Download or read book Mass Incarceration on Trial written by Jonathan Simon and published by The New Press. This book was released on 2014 with total page 226 pages. Available in PDF, EPUB and Kindle. Book excerpt: Mass Incarceration on Trial examines a series of landmark decisions about prison conditions-culminating in Brown v. Plata, decided in May 2011 by the U.S. Supreme Court-that has opened an unexpected escape route from this trap of "tough on crime" politics. This set of rulings points toward values that could restore legitimate order to American prisons and, ultimately, lead to the demise of mass incarceration.
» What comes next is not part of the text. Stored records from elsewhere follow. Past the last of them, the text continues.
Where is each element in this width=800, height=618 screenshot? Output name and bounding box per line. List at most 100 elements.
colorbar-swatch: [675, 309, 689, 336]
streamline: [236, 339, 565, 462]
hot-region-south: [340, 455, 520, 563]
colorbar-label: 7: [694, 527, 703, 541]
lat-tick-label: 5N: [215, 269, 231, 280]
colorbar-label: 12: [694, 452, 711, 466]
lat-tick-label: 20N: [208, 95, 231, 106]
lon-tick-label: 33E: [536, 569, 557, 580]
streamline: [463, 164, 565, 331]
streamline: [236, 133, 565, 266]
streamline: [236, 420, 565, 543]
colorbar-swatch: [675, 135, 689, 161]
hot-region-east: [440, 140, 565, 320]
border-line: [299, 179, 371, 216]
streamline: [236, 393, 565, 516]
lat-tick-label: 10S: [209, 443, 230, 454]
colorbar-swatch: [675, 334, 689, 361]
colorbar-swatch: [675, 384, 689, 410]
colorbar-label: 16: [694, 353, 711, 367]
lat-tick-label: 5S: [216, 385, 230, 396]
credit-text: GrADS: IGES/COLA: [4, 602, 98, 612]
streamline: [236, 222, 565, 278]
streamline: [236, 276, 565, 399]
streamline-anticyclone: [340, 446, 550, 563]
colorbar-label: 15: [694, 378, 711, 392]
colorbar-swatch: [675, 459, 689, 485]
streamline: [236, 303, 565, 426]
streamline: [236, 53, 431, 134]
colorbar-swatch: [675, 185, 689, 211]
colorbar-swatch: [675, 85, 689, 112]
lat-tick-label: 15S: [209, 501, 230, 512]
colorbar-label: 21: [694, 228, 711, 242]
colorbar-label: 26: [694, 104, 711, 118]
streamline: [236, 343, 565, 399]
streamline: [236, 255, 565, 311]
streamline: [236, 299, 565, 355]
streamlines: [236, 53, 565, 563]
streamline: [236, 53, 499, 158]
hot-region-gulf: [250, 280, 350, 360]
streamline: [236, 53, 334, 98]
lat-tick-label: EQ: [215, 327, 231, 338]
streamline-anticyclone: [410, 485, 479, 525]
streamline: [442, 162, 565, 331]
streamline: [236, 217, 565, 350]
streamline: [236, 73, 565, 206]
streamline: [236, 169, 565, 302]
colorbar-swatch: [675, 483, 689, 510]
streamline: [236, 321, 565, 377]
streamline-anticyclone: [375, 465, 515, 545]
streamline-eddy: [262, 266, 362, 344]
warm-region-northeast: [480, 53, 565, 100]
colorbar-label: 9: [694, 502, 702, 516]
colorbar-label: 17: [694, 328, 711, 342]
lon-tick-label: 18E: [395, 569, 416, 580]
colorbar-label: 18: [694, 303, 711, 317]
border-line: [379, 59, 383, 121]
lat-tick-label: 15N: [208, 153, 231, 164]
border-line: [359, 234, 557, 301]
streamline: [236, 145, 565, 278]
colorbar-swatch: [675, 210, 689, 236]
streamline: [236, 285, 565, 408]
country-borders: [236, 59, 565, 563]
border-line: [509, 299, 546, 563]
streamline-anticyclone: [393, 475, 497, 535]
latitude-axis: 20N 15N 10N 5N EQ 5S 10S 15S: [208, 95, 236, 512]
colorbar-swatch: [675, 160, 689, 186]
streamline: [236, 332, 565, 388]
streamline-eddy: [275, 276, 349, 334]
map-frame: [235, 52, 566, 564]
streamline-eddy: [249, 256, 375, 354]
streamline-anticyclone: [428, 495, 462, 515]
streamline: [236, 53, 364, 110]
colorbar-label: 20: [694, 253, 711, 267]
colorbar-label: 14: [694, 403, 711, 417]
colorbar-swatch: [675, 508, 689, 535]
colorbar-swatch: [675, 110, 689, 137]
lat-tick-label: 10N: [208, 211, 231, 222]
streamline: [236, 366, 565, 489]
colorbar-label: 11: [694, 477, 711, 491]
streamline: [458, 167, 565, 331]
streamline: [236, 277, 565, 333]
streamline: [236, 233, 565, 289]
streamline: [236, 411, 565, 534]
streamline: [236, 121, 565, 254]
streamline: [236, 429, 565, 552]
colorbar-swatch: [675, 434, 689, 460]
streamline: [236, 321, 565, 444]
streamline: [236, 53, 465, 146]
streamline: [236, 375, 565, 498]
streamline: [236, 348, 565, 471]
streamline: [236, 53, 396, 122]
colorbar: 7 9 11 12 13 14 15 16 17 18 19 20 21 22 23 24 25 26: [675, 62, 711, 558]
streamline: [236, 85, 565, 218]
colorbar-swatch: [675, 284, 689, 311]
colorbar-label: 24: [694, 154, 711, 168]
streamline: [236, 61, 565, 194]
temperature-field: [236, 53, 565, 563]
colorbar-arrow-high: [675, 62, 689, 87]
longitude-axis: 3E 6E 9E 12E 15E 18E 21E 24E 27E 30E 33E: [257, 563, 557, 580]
This book offers a provocative and brilliant reading to the end of mass incarceration.
Download or read book The Treatment of Prisoners Under International Law written by Nigel Rodley and published by Oxford University Press on Demand. This book was released on 2009-08-13 with total page 750 pages. Available in PDF, EPUB and Kindle. Book excerpt: This book deals with a specialized area of international law relating to prisoners, especially as regards the worst abuses to which they may be subject, such as torture, enforced disappearance and summary or arbitrary executions.
Download or read book Captive Nation written by Dan Berger and published by UNC Press Books. This book was released on 2014 with total page 421 pages. Available in PDF, EPUB and Kindle. Book excerpt: Captive Nation: Black Prison Organizing in the Civil Rights Era
Download or read book Revoked written by Allison Frankel and published by . This book was released on 2020 with total page 225 pages. Available in PDF, EPUB and Kindle. Book excerpt: "[The report] finds that supervision -– probation and parole -– drives high numbers of people, disproportionately those who are Black and brown, right back to jail or prison, while in large part failing to help them get needed services and resources. In states examined in the report, people are often incarcerated for violating the rules of their supervision or for low-level crimes, and receive disproportionate punishment following proceedings that fail to adequately protect their fair trial rights."--Publisher website.